The PCs are all of the same generation, from the same shtetl, all Jews, none of them rich. That's the game's frame.
The game has three Acts, each of which can take place over one or many sessions. In each act, there's a social matter at stake, as well as external threats, including one major existential threat to the shtetl and its inhabitants (that's the piece that's from Storming the Tower; a town, where the characters all belong, and a threat to it that will drive them to action). The social stake and the major threat work together to form the Act's countdown clock.
In the First Act, the characters are 14-18 years old, and the social stake is: will they marry? And if so, whom will they marry? This is (as per the other thread) a milieu in which arranged marriage is common, so the PCs have some, but not total, agency regarding who they marry.
Characters start with a First Act playbook, which is called a Nature. The Natures aren't professions or collections of badass skills. Their moves include how you get experience, what gives you or deprives you of emotional sustenance, as well as a couple of cool things you can do. The PCs are kids at this point, so the Natures have to do more with "who are you?" than with "what can you do?"
The Natures are: The Dreamer, The Charmer, The Studious One, The Enterprising One, The Rascal, and The Dutiful Child.
When the external threat is resolved -- either averted, altered, or the doom comes to pass -- and the social stake is also resolved, the act ends. In the case of the First Act, I think it's something like: as soon as one PC is betrothed, we enter some kind of now-or-never marriage resolution session (like Monsterhearts' Season Finale) following which the act comes to an end. Or, if the characters have all decisively avoided marriage, that would end the act too. In any event, their fates are clear.
Between the First and Second act, twenty-some years pass. A series of inter-act mechanics -- which work like love letters or the Operator's gigs and Hardholder's "how's your hardhold doing?" start-of-session moves, but on a grand scale -- summarize the intervening years. So now you're in your mid-thirties, early forties.
You get a Second Act playbook, added onto your First Act playbook. It's called a Calling. In Dungeon World terms, it's a compendium class. But there's a twist: what Calling you get depends on what you did in the First Act. So if you killed someone, for whatever reason, in the First Act, you may not be able to avoid becoming the Soldier. If you made peace between rivals, that may set you up to be the Matchmaker. So you end up, in the Second Act, with a Nature and a Calling.
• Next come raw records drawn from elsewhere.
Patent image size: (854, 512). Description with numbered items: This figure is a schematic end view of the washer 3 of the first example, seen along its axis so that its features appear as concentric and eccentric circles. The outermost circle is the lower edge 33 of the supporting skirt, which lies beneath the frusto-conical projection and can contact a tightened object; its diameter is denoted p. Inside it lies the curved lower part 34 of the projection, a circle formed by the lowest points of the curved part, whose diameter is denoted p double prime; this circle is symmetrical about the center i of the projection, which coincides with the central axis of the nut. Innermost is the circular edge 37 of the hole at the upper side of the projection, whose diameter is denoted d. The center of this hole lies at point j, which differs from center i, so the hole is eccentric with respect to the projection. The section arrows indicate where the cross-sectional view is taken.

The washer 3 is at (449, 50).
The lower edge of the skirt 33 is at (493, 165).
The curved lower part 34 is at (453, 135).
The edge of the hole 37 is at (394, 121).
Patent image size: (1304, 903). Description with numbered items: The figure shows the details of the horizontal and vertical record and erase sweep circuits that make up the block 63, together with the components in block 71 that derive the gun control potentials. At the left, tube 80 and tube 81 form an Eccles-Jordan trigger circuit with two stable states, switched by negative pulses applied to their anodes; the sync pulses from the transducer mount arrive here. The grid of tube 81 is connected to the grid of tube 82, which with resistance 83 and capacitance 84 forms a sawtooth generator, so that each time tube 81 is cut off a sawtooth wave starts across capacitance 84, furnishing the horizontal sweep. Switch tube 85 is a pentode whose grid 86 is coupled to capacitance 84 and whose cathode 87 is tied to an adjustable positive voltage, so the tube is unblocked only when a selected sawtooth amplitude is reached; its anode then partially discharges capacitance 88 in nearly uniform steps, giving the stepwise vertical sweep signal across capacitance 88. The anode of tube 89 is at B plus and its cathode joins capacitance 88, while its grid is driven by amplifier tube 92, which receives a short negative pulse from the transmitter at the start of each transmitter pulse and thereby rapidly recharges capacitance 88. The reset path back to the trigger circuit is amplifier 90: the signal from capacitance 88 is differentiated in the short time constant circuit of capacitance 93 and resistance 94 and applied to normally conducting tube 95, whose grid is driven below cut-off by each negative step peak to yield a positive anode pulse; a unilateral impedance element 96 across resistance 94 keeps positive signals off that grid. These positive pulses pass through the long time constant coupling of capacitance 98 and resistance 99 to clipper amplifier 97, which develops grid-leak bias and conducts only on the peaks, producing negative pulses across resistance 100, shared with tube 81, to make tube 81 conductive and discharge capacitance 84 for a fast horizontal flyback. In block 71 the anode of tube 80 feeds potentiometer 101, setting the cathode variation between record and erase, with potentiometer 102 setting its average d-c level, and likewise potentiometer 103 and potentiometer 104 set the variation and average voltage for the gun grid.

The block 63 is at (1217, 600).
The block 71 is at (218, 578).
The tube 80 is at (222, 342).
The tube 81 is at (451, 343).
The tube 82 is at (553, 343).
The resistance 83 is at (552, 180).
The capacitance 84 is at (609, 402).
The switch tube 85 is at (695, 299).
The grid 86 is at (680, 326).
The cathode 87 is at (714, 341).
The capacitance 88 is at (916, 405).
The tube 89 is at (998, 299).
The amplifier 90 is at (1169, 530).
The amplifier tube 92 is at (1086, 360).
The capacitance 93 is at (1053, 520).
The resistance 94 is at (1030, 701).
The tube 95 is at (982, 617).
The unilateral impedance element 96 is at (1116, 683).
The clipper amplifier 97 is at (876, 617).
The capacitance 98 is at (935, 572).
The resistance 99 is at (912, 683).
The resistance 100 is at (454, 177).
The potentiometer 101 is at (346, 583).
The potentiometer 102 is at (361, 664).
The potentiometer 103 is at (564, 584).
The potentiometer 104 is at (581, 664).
The Callings I've got so far are: The Midwife, The Matchmaker, The Soldier, The Gonef (criminal), The Klezmer (traveling musician), The Sorcerer, The Villager, The Soldier, and The Talmudist.
Max one PC for each, except for the Villager, which is the catchall if nothing else triggers for you.
(The first two are reserved for PCs with female gender roles, the last two for PCs with male gender roles. But note that you can potentially change your gender role -- after all, Yentl is one of our source texts. There's a special move for "when someone who saw you naked would likely conclude that you were [the other gender]" -- basically, this puts you at great risk but is also an xp factory, when you're in situations requiring you to manage your secret).
In the Second Act, there's another external major threat, dissimilar to the first (so if the First Act's problem was a dybbuk, the Second's might be a Cossack uprising). The social stake is arranging your children's marriages (obviously some PCs won't have had children, but their social stake is still based on the same set of cultural expectations; you have no children, so who will say Kaddish for you?)
I'm a little fuzzier about the Third Act, when the PCs are in their sixties. It may have Third Act playbooks, which may be called Destinies and might include Kabbalist, Tzaddik, Matriarch, Gvir (wealthy person)...? Its external threat may echo or unite the threats from the first two acts. It may be about facing death, in terms of the social stake. (If it doesnt' come together, in the end, two acts would be okay, but three seems better). Again, between the Second and Third acts there would be a set of summary moves for the intervening twenty-odd years.